Bath student to be first Manxman to visit Antarctica

An adventurous scientist from the University of Bath is set to become the first from the Isle of Man to visit the South Pole.

Joe Kinrade, from Andreas on the Isle of Man, will spend nine days at the geographical South Pole as part of a six-week Antarctic research expedition studying GPS (Global Positioning System) signals in the Earth's atmosphere, as part of his PhD course at the University.

Joe said: "I'm really excited about visiting the Antarctic – it's a once in a lifetime opportunity.

"However, I'd be lying if I said I wasn't nervous – we've got a lot of important work to do while we're out there and the working conditions are quite unique.

"I'll be managing a team of five and we'll be visiting various bases around the central icy plateau of the continent, covering a huge area by small aircraft and staying in some very remote locations while we gather data."

The research project, an Antarctic Funding Initiative (AFI) collaboration between the University of Bath and the British Antarctic Survey, aims to improve the way radio systems work by producing detailed data about possible disruptions to radio waves in the Earth's ionosphere (a layer in the Earth's upper atmosphere).
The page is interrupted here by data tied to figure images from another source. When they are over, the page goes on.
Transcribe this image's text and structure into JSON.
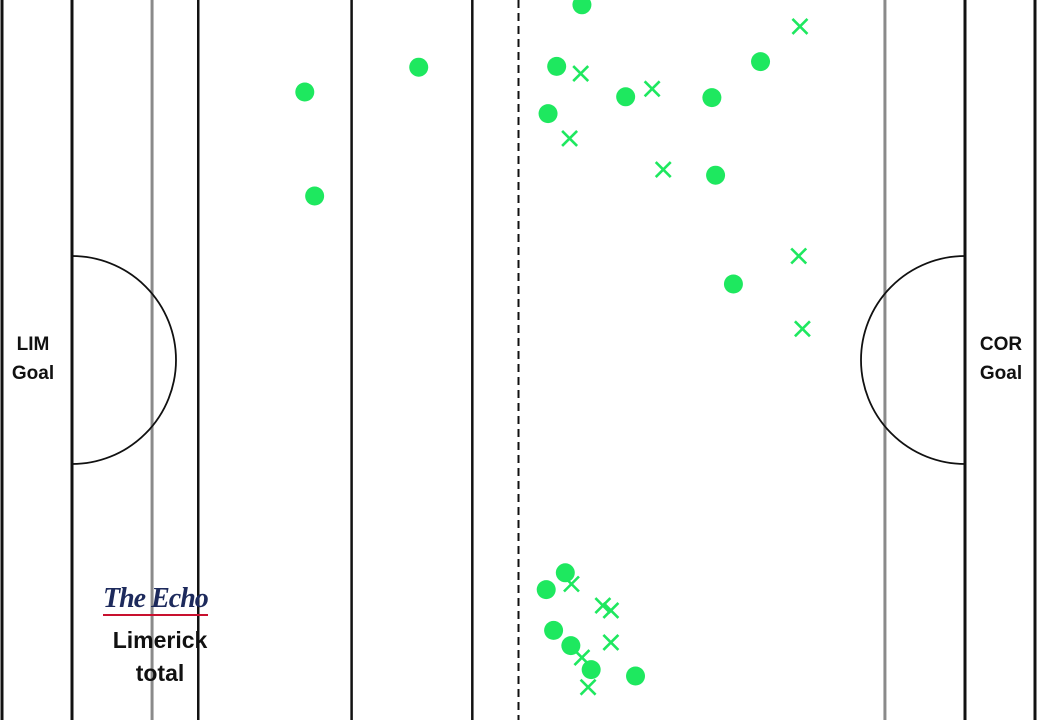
{
  "chart_data": {
    "type": "scatter",
    "description_of_axes": "pitch map",
    "xlim": [
      0,
      145
    ],
    "ylim": [
      0,
      90
    ],
    "grid": false,
    "marker_color": "#1ee85f",
    "lines": {
      "end_lines": [
        0,
        145
      ],
      "side_lines": [
        13,
        20.5,
        45.4,
        65,
        132
      ],
      "halfway_line": 72.5
    },
    "left_goal_label": "LIM\nGoal",
    "right_goal_label": "COR\nGoal",
    "series": [
      {
        "marker": "circle",
        "points": [
          [
            37.8,
            11.5
          ],
          [
            56.3,
            8.4
          ],
          [
            39.4,
            24.5
          ],
          [
            82.8,
            0.6
          ],
          [
            78.7,
            8.3
          ],
          [
            77.3,
            14.2
          ],
          [
            89.9,
            12.1
          ],
          [
            111.8,
            7.7
          ],
          [
            103.9,
            12.2
          ],
          [
            104.5,
            21.9
          ],
          [
            107.4,
            35.5
          ],
          [
            80.1,
            71.6
          ],
          [
            77.0,
            73.7
          ],
          [
            78.2,
            78.8
          ],
          [
            81.0,
            80.7
          ],
          [
            84.3,
            83.7
          ],
          [
            91.5,
            84.5
          ]
        ]
      },
      {
        "marker": "x",
        "points": [
          [
            118.2,
            3.3
          ],
          [
            82.6,
            9.2
          ],
          [
            94.2,
            11.1
          ],
          [
            80.8,
            17.3
          ],
          [
            96.0,
            21.2
          ],
          [
            118.0,
            32.0
          ],
          [
            118.6,
            41.1
          ],
          [
            81.1,
            73.0
          ],
          [
            86.2,
            75.7
          ],
          [
            87.5,
            76.3
          ],
          [
            87.5,
            80.3
          ],
          [
            82.8,
            82.2
          ],
          [
            83.8,
            85.9
          ]
        ]
      }
    ]
  },
  "brand": {
    "logo_text": "The Echo"
  },
  "caption": {
    "text": "Limerick\ntotal"
  }
}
Joe explained: "Giant storms on the surface of the Sun can be powerful enough to disturb our delicate atmosphere – the ‘Northern Lights’ are a spectacular example of this happening. The ionosphere is notoriously turbulent during times of heightened solar activity and as a result, GPS signals are often disrupted.

"This causes problems for satellite communications equipment which relies on sending radio waves through that ‘filtering’ layer – impact is seen in everything from everyday Sat-Navs in our cars, migrational tracking of endangered species and even monitoring climate change through sea-level and ice thickness measurements made from space.
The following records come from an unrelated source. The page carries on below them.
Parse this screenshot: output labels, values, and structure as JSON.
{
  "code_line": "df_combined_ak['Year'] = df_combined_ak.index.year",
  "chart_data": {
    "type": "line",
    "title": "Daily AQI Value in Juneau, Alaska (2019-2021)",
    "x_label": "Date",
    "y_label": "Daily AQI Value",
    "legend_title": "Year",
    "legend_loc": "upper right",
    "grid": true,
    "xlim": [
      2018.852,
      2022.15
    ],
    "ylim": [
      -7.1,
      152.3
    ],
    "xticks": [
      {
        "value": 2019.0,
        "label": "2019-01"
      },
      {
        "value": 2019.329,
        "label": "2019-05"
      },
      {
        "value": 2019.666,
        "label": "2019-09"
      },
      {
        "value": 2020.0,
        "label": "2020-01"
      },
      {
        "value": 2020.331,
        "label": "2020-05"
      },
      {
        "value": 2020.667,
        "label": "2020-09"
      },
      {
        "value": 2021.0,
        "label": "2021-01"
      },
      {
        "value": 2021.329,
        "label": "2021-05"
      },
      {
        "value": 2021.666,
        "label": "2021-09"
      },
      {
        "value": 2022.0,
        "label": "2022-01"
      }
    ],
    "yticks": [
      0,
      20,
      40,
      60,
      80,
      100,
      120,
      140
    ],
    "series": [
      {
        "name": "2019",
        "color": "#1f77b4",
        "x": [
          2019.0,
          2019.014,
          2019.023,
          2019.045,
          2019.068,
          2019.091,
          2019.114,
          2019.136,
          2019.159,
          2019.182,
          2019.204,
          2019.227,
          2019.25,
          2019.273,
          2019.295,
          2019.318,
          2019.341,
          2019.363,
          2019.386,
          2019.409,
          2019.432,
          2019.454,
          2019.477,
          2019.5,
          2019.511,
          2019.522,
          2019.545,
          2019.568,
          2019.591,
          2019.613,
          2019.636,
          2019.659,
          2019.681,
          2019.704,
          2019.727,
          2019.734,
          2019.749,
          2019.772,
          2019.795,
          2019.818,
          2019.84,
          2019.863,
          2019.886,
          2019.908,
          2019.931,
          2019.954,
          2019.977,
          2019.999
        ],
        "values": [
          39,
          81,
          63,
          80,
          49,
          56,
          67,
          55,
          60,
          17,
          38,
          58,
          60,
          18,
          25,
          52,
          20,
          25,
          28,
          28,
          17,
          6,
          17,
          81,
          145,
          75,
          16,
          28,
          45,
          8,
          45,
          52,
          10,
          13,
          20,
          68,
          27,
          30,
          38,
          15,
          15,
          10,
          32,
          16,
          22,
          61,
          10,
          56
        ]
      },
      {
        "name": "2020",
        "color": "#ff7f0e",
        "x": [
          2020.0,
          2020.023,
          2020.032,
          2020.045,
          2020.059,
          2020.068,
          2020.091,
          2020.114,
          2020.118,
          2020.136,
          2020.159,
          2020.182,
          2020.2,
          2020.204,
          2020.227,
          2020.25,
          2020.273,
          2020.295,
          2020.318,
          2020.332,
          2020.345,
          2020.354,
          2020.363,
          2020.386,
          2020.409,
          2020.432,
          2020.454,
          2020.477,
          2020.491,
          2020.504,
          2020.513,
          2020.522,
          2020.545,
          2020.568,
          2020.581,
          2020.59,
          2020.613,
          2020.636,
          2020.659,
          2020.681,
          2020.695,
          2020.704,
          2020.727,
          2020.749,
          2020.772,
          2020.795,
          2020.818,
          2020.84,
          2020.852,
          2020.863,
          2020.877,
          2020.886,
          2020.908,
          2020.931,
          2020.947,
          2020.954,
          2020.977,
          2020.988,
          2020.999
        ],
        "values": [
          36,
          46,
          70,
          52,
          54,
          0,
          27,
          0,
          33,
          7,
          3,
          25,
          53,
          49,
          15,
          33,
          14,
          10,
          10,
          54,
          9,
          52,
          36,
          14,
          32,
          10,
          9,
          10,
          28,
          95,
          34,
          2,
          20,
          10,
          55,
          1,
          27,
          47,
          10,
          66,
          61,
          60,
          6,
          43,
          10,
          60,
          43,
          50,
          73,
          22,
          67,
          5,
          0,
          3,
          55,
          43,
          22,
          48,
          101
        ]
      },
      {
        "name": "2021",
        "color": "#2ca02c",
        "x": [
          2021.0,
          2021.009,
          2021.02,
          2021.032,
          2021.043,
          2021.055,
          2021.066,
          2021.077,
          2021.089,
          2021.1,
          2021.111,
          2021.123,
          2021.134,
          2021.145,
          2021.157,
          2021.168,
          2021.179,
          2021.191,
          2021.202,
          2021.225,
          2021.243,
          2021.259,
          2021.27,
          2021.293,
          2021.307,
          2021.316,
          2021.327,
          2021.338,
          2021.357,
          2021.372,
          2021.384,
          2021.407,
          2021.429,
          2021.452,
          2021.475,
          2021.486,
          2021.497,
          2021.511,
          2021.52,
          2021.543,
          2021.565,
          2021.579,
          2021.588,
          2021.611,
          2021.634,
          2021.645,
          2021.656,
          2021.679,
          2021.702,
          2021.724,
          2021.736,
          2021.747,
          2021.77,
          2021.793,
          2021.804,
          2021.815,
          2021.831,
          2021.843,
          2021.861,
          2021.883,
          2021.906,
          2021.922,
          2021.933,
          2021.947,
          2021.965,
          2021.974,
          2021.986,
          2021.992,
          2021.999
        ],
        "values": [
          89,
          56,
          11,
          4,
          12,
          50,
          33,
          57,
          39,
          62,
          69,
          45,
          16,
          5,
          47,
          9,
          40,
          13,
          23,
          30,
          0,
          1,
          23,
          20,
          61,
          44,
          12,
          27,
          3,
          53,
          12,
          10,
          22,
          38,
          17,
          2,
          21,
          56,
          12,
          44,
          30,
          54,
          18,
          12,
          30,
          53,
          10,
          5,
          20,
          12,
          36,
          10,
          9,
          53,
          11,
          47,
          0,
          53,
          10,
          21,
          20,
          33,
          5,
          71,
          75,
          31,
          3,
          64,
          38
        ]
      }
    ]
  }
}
"Our receivers have been monitoring the ionosphere for the past 12 months, so we'll be collecting their data and creating detailed images in a similar way to how an MRI scanner portrays a human body.

"This information will then be used to build on our existing knowledge of the ionosphere and in turn, improve the way we use GPS on Earth."

During his trip, Joe will have to sleep in a tent for weeks on end, enduring temperatures as low as -50°C and surviving on freeze-dried food cooked on a paraffin camping stove.

Joe said: "The American base at the geographic South Pole has all the home comforts you could need, from a gift shop to a basketball court and a gym, so that part shouldn't be too difficult to adjust to.

"However, we'll be visiting some very remote locations to collect our data, sleeping in tents and experiencing some very difficult and quite hostile environments.

"I'll have to increase my diet to include an extra 1,000 calories, just so my body can cope with the extreme temperatures and, because of the UV levels down there, I'll be wearing Factor 50 sun lotion. Plus, it's the Antarctic summer, which means 24-hour daylight!"

But one thing Joe can look forward to while he's out there is a white Christmas, as he'll be spending 25 December at the South Pole.

"It'll be strange being so far away from my family at Christmas and I really wish I could take my dog Alfie with me!" he said, "But I'm taking a few things to make me feel at home, such as my iPod and a Manx flag of course!

"It's going to be the trip of a lifetime and I'd like to thank my supervisor Professor Cathryn Mitchell, the Engineering and Physical Sciences Research Council (EPSRC), Natural Environment Research Council (NERC), and the Isle of Man Government for their support."

Joe embarks on his two-and-a-half-day journey to the Antarctic this Sunday (21 November).